In 2012, Le Figaro reported that the Mossad was recruiting Iranian exiles in Kurdistan to train them, as a strategy to sabotage Iran’s nuclear development. The story came from an anonymous source in Baghdad. In 2006, the BBC’s Newsnight reported there was evidence that the Israelis were providing military training to members of a Kurdish militia. Israeli security experts denied the report, insisting that such training could not take place without the knowledge of the Kurdish authorities. In 2010, Lebanon arrested three Kurds on the charge of working with Israeli intelligence. The three belonged to the Kurdistan Workers Party, a group fighting for an independent Kurdish state.
Eliezer Tsafrir is a former Mossad operative who has fond memories of leading covert Israeli operations in Kurdistan in 1975, when the rebellion of Mustafa Barzani was being crushed by Saddam Hussein. In his memoir, “Ani Kurdi,” or “I am a Kurd,” Tsafrir recalls the “proud, fierce and warm mountain people.” He told Tablet, “It was a love story. Under the Barzanis, Jews in Kurdistan did not suffer. On the contrary, they were friends. Ties with Israel ran deep and began when Mustafa Barzani sent emissaries to Israel through Europe and told us Kurds, like Jews, were ignored by everybody and needed help.” Tsafrir ran training corps for Kurdish soldiers. With the treaty between Iran and Iraq, the Kurdish rebels had to make a run for it. “We were in a big hurry to burn papers,” said Tsafrir. “I had to get out of here before the Iraqi army turned me into a kebab.” Tsafrir expressed enthusiasm about the possibility of an independent Kurdistan and said, “I want to be Israel’s first Consul General in Erbil.”
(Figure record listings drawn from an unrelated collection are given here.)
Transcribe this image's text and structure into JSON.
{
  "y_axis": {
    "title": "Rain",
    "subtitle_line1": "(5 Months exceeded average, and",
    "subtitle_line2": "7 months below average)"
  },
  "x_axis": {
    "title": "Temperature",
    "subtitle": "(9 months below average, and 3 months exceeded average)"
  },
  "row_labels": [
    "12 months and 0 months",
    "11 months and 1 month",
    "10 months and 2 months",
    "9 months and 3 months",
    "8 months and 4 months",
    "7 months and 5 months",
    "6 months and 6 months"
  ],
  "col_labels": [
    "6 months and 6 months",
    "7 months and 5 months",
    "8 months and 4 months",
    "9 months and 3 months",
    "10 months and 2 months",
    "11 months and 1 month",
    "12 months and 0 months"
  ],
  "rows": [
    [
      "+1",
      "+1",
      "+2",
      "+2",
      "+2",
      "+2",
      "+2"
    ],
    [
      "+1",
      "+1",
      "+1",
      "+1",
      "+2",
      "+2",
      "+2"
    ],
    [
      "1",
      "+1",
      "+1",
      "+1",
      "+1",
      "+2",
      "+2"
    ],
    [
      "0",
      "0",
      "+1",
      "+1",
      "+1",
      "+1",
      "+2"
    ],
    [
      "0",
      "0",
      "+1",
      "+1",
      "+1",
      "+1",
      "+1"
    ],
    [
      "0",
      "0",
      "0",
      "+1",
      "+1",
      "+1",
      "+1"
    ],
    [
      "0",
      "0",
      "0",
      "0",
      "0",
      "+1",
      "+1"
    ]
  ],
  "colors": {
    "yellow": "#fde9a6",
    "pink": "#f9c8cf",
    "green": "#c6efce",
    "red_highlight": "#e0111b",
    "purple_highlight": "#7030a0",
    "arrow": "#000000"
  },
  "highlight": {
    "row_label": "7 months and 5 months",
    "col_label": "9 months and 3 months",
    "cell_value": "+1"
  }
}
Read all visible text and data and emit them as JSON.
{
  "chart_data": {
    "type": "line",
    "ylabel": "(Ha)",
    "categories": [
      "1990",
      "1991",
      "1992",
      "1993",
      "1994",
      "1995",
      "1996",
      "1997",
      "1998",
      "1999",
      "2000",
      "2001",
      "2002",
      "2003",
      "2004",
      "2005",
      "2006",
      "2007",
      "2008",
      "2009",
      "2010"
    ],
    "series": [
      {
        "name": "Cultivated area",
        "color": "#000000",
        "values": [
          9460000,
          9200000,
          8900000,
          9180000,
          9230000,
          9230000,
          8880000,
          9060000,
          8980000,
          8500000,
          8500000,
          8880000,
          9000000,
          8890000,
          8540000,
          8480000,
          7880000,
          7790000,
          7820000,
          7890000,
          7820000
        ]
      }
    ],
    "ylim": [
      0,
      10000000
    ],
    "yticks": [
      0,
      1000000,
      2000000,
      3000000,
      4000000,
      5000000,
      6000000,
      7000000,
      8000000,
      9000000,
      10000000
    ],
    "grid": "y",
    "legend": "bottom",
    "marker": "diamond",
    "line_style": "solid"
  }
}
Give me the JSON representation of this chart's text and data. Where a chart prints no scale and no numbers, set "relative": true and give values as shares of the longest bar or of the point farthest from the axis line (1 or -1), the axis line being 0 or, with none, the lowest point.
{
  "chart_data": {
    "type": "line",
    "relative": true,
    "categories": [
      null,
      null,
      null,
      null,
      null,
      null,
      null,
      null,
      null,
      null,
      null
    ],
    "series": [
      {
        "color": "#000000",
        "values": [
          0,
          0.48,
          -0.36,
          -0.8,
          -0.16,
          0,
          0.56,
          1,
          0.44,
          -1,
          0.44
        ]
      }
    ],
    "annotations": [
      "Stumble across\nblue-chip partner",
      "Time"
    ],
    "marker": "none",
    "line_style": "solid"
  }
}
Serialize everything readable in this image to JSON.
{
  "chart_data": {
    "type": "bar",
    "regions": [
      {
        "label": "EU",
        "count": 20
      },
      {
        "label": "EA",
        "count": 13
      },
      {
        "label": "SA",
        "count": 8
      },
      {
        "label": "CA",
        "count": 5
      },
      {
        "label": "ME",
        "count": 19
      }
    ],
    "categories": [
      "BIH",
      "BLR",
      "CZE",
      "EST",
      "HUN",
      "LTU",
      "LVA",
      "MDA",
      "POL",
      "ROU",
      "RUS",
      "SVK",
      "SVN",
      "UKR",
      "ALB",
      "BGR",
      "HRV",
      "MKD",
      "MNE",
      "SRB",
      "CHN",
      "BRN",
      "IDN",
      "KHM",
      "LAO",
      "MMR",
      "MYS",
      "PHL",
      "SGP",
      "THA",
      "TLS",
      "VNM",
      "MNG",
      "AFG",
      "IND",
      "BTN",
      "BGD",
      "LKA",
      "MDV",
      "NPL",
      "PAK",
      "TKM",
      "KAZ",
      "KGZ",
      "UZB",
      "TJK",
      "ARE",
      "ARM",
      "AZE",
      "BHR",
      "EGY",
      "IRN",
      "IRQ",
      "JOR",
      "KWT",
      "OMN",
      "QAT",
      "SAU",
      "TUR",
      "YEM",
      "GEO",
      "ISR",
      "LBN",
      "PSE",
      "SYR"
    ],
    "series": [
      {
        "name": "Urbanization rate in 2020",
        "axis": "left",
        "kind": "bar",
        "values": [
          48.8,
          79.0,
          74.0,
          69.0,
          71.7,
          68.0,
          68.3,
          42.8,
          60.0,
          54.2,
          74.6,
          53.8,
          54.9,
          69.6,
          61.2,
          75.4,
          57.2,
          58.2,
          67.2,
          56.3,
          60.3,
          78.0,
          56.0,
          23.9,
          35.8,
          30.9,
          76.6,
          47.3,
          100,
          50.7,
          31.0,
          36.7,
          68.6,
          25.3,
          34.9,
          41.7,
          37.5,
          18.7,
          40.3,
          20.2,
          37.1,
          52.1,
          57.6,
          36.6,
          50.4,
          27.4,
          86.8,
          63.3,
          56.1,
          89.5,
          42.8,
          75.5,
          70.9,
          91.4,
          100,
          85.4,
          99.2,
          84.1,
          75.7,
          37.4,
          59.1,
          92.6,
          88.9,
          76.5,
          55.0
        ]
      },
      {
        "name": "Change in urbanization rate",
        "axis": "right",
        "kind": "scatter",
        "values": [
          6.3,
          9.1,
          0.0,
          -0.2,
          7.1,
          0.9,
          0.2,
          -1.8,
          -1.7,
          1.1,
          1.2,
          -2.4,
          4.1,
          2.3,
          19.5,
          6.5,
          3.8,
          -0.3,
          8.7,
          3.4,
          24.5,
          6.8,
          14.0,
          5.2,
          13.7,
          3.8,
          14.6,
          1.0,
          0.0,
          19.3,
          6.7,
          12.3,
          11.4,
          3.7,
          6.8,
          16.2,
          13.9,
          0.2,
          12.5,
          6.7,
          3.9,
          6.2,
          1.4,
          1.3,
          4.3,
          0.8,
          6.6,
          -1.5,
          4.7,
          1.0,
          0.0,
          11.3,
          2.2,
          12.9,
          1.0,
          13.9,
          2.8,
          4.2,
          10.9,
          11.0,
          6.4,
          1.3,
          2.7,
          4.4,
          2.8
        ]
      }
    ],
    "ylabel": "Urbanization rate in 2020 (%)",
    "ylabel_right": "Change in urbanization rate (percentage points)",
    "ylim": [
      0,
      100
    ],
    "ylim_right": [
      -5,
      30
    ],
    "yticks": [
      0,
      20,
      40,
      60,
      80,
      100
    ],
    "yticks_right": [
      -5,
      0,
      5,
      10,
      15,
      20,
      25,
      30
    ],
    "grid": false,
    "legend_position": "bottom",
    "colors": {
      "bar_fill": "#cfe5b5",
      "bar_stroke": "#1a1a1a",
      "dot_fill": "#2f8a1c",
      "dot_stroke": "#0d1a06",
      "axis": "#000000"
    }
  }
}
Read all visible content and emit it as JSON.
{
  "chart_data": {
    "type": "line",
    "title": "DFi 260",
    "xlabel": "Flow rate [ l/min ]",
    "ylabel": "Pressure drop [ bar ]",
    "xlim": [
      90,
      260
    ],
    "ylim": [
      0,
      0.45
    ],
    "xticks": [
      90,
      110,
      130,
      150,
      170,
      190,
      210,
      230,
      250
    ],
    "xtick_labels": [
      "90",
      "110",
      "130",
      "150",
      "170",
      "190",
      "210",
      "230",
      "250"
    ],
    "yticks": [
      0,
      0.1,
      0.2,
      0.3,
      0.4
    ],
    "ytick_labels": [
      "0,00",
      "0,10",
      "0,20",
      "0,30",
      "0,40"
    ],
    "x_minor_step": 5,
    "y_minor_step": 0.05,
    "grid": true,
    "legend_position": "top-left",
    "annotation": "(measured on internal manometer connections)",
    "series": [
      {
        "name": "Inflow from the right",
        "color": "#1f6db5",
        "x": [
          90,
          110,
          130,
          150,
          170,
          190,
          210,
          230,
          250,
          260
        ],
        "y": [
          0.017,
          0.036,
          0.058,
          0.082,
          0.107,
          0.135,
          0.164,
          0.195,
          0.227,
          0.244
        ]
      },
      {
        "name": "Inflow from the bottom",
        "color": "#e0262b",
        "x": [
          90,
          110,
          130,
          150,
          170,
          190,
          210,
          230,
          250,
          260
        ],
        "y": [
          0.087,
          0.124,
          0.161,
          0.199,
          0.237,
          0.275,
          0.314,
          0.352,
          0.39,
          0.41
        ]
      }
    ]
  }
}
The Kurds might have been a step closer to realizing their dream of independence if the plan of then Chairman of the Senate Foreign Relations Committee, Joe Biden, had been implemented. In 2006, Senator Biden wrote an Op-Ed for the New York Times titled “Unity through Autonomy in Iraq.” he introduced the article with an analogy to the Bosnian war treaty ten years earlier. The Dayton Accords divided the region into a Serbian, Croatian and Muslim territory, each with separate armies. The armies were not necessary, because the peace treaty was a success. Biden criticized the Bush administration’s “profound strategic misjudgments” in hanlding Iraq and said the country should have a loose central government with separate territories for Kurds, Sunnis and Shiite Muslims. Biden concluded, “It is clear that President Bush does not have a strategy for victory in Iraq. Rather, he hopes to prevent defeat and pass the problem along to his successor. Meanwhile, the frustration of America is mounting so fast that Congress might end up mandating a rapid pullout even at the risk of precipitating chaos and civil war that becomes a regional war.” Countering criticism that dividing Iraq into three areas might increase sectarianism and lead to further violence, then Senator Biden responded that forcing a strong central government would have a worse effect.